Même marque et même format, mais en version pour femme et pour homme. «Un après-midi qui coûte cher», dit Marie à son frère, en sortant du magasin.

«Pas si mal, lui répond-il. J'ai dépensé 70$. Et toi?» Marie fait le calcul. Dans son cas, pour des produits et des services similaires, sa facture s'est élevée à 111$.

Si Pierre et Marie sont deux personnes fictives, les différences de prix relevées sont bien réelles.

Hommes et femmes ne paient pas toujours le même prix pour des produits et services comparables. À vos affaires a fait un suivi sur une question quelque peu oubliée depuis les années 90, époque où elle avait fait couler beaucoup d'encre.

Dans les petits pots, le meilleur exemple.

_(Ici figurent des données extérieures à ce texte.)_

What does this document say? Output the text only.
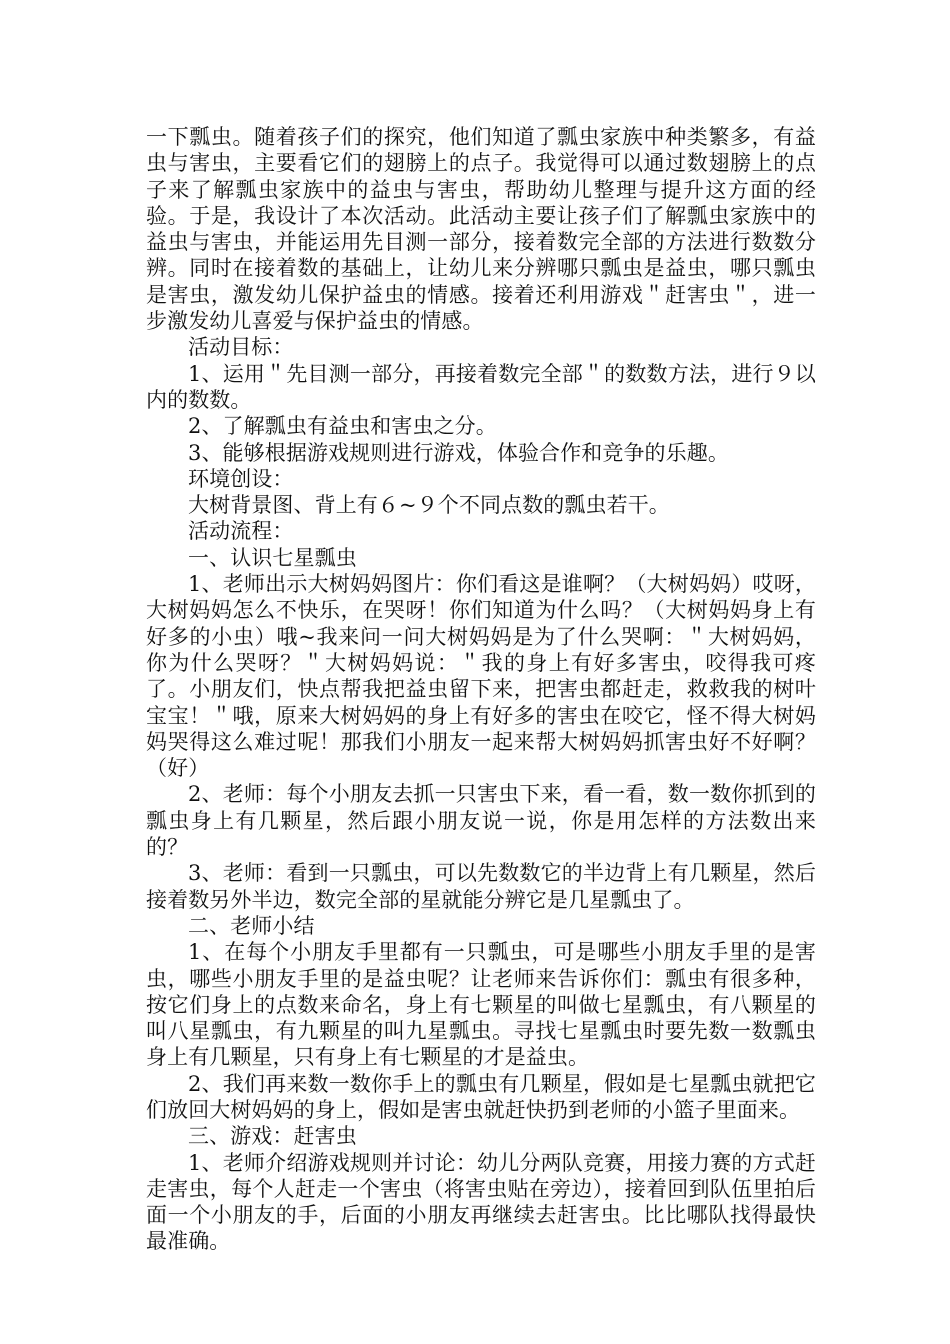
一下瓢虫。随着孩子们的探究，他们知道了瓢虫家族中种类繁多，有益虫与害虫，主要看它们的翅膀上的点子。我觉得可以通过数翅膀上的点子来了解瓢虫家族中的益虫与害虫，帮助幼儿整理与提升这方面的经验。于是，我设计了本次活动。此活动主要让孩子们了解瓢虫家族中的益虫与害虫，并能运用先目测一部分，接着数完全部的方法进行数数分辨。同时在接着数的基础上，让幼儿来分辨哪只瓢虫是益虫，哪只瓢虫是害虫，激发幼儿保护益虫的情感。接着还利用游戏＂赶害虫＂，进一步激发幼儿喜爱与保护益虫的情感。

活动目标：

1、运用＂先目测一部分，再接着数完全部＂的数数方法，进行９以内的数数。

2、了解瓢虫有益虫和害虫之分。

3、能够根据游戏规则进行游戏，体验合作和竞争的乐趣。

环境创设：

大树背景图、背上有６~９个不同点数的瓢虫若干。

活动流程：

一、认识七星瓢虫

1、老师出示大树妈妈图片：你们看这是谁啊？（大树妈妈）哎呀，大树妈妈怎么不快乐，在哭呀！你们知道为什么吗？（大树妈妈身上有好多的小虫）哦~我来问一问大树妈妈是为了什么哭啊：＂大树妈妈，你为什么哭呀？＂大树妈妈说：＂我的身上有好多害虫，咬得我可疼了。小朋友们，快点帮我把益虫留下来，把害虫都赶走，救救我的树叶宝宝！＂哦，原来大树妈妈的身上有好多的害虫在咬它，怪不得大树妈妈哭得这么难过呢！那我们小朋友一起来帮大树妈妈抓害虫好不好啊？（好）

2、老师：每个小朋友去抓一只害虫下来，看一看，数一数你抓到的瓢虫身上有几颗星，然后跟小朋友说一说，你是用怎样的方法数出来的？

3、老师：看到一只瓢虫，可以先数数它的半边背上有几颗星，然后接着数另外半边，数完全部的星就能分辨它是几星瓢虫了。

二、老师小结

1、在每个小朋友手里都有一只瓢虫，可是哪些小朋友手里的是害虫，哪些小朋友手里的是益虫呢？让老师来告诉你们：瓢虫有很多种，按它们身上的点数来命名，身上有七颗星的叫做七星瓢虫，有八颗星的叫八星瓢虫，有九颗星的叫九星瓢虫。寻找七星瓢虫时要先数一数瓢虫身上有几颗星，只有身上有七颗星的才是益虫。

2、我们再来数一数你手上的瓢虫有几颗星，假如是七星瓢虫就把它们放回大树妈妈的身上，假如是害虫就赶快扔到老师的小篮子里面来。

三、游戏：赶害虫

1、老师介绍游戏规则并讨论：幼儿分两队竞赛，用接力赛的方式赶走害虫，每个人赶走一个害虫（将害虫贴在旁边），接着回到队伍里拍后面一个小朋友的手，后面的小朋友再继续去赶害虫。比比哪队找得最快最准确。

Même si l'industrie du cosmétique courtise la gent masculine depuis au moins 15 ans, les produits pour hommes à la formule similaire sont généralement vendus moins cher.

«Les compagnies se sont dit que les femmes paieraient plus parce que nous sommes soumises à des impératifs de beauté bien plus stricts», estime Frances C. Whittelsey.

«Le marché masculin reste en développement, et la sensibilité au prix est différente dans ce cas», tempère JoAnne Labrecque, professeure à HEC et spécialisée en commerce de détail.

Le centre d'esthétique ATL Laser illustre cette évolution. Les prix indiqués sur son site ont de quoi surprendre. Une séance d'épilation laser des joues: 99$ pour les femmes, 75$ pour les hommes. Les mains: 159$ pour les femmes, 100$ pour les hommes, etc.

Selon Dolores McDonough d'ATL Laser, ces prix remontent à au moins trois ans. Le marché a changé et, aujourd'hui, les tarifs, plus bas, sont basés sur la durée du traitement, affirme-t-elle. Par exemple, une séance d'épilation des aisselles coûte 60$ pour les femmes et 89$ pour les hommes.

À chacun donc d'ouvrir l'oeil. Car les marchés sont bourrés d'illogismes, et pas toujours au détriment des femmes.

En décembre dernier, la firme d'études de marché Euromonitor International signalait qu'en Amérique latine, les déodorants pour hommes coûtent deux fois plus cher que les produits similaires destinés aux femmes. ¡Ay, caramba!

Par contre, dans les trois magasins que nous avons visités, nous n'avons pas constaté de différence de prix dans les déodorants, les lames et les rasoirs jetables comparables. Même que dans un Zellers, les gels à raser Satin Care (de marque Gillett) étaient nettement moins chers que les gels Gillette Series, pour la même quantité (3,46$ vs 4,58$).

Ce même Zellers remporte carrément la palme en matière d'équité des prix. Le «t-shirt parfait» de la marque Midtown était 7,47$ pour toutes les tailles féminines, ainsi que pour les tailles P et TG masculines.

Quant aux hommes qui portent du 2TG et 3TG, ils devaient débourser 8,97$ pour le même t-shirt, présumément en raison de la quantité additionnelle de tissu.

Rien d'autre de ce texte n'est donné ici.